Jack, noting a large photo of Clara prominently displayed in the courtroom, asked jurors in her closing not to let emotions surrounding the child’s death cause them to fill in the gaps missing from the state’s case. She said Fraser lost the presumption of innocence on the day the autopsy report came back, making Fraser an easy target.
Jack suggested if Fraser was as prolific at drugging children as the state alleged, there would have been other deaths “by the legion.” She asked jurors why Fraser would drug the children of working privileged families such as attorneys, prosecutors, pharmacists, bankers and a county judge.
“It’ s just not one question we don’t know the answer to, it’s a myriad of questions,” Jack said. “You deserve to have those answers.

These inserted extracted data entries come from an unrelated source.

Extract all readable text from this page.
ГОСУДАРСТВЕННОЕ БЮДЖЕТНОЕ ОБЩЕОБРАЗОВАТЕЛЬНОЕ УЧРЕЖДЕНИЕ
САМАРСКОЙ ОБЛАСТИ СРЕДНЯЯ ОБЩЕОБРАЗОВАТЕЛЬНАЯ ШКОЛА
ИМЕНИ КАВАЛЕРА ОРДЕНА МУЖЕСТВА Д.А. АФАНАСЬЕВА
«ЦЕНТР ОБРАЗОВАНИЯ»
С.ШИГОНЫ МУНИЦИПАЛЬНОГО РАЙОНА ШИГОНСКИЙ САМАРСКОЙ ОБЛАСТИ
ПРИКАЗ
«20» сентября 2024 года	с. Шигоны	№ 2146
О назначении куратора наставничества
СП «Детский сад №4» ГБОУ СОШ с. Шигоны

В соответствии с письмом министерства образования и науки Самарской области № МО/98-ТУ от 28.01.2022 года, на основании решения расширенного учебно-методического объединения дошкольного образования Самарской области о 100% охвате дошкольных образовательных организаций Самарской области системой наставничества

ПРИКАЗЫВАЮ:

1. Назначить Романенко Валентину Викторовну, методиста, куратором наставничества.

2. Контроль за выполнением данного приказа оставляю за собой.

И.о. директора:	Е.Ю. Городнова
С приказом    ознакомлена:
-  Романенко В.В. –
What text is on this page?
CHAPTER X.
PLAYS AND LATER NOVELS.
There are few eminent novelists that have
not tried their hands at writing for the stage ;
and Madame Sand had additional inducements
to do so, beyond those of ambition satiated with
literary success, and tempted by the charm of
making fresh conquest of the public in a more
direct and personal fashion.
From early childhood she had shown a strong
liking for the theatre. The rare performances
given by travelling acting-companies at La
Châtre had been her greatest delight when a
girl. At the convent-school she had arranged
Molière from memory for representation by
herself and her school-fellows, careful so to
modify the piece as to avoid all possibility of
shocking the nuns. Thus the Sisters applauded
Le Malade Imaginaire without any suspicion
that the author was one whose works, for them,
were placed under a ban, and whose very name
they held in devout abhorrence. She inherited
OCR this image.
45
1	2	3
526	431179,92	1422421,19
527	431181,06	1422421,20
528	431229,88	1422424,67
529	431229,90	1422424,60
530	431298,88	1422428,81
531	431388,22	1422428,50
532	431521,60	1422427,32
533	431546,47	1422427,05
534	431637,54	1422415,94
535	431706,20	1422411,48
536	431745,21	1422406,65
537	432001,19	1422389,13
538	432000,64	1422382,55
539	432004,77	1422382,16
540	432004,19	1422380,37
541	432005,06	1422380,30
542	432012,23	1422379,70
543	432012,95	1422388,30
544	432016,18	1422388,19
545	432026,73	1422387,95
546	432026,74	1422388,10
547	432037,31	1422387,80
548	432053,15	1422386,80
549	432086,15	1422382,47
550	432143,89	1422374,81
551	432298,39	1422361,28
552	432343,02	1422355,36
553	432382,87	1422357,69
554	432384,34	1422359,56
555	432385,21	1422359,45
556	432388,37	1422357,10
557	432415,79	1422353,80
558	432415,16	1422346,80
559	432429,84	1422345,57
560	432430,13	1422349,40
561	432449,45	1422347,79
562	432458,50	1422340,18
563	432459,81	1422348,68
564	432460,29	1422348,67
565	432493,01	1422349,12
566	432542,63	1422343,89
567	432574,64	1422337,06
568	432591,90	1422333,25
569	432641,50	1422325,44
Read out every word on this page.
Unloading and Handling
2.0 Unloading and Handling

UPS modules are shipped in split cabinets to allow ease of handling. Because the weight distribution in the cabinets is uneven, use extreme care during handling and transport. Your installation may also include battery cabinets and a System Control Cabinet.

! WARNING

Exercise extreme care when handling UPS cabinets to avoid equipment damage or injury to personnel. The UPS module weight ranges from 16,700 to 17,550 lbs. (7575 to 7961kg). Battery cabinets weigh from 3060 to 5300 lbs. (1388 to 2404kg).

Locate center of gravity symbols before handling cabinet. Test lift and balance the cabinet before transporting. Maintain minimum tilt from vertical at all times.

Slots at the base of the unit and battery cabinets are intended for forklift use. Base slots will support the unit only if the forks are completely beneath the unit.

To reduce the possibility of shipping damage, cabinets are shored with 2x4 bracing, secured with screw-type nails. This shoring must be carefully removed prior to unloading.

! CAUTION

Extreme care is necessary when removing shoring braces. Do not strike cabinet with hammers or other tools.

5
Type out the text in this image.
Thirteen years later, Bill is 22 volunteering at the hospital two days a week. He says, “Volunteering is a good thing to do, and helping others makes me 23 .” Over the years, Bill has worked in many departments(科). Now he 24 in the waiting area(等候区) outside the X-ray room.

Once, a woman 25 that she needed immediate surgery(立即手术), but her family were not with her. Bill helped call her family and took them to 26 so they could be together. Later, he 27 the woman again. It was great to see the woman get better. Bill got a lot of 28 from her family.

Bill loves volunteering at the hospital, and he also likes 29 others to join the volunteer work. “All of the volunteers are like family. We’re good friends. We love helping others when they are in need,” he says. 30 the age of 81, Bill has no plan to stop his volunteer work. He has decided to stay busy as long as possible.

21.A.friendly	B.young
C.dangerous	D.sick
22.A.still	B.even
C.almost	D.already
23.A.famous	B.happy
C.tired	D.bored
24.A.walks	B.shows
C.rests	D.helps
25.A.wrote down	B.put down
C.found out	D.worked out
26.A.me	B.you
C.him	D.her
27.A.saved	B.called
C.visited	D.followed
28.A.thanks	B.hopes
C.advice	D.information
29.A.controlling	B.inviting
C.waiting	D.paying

Those unanswered questions amount to reasonable doubt.”
Hix quoted William Ross Wallace to open his jury summation, saying “the hand that rocks the cradle is the hand that rules the world.” He said parents trusted Fraser with their most precious loved ones and she betrayed that trust and manipulated the young parents.
Hix said, breaking the case down to its simplest terms, that Fraser was the only one who could have given the child the toxic dose because Clara’s family did not and neither did Fraser’s employee,Sherri Adams.
“We are not asking this jury to look at this evidence in isolation,” Hix said. “Marian is the one who made the bottles. She was in charge of the day care, and the day care is where that baby died. Marian is the one asking people to lie for her.”
On Friday, Hix and Avants wore gold angel’s wings on their coat lapels that a Felton family member gave them in memory of Clara.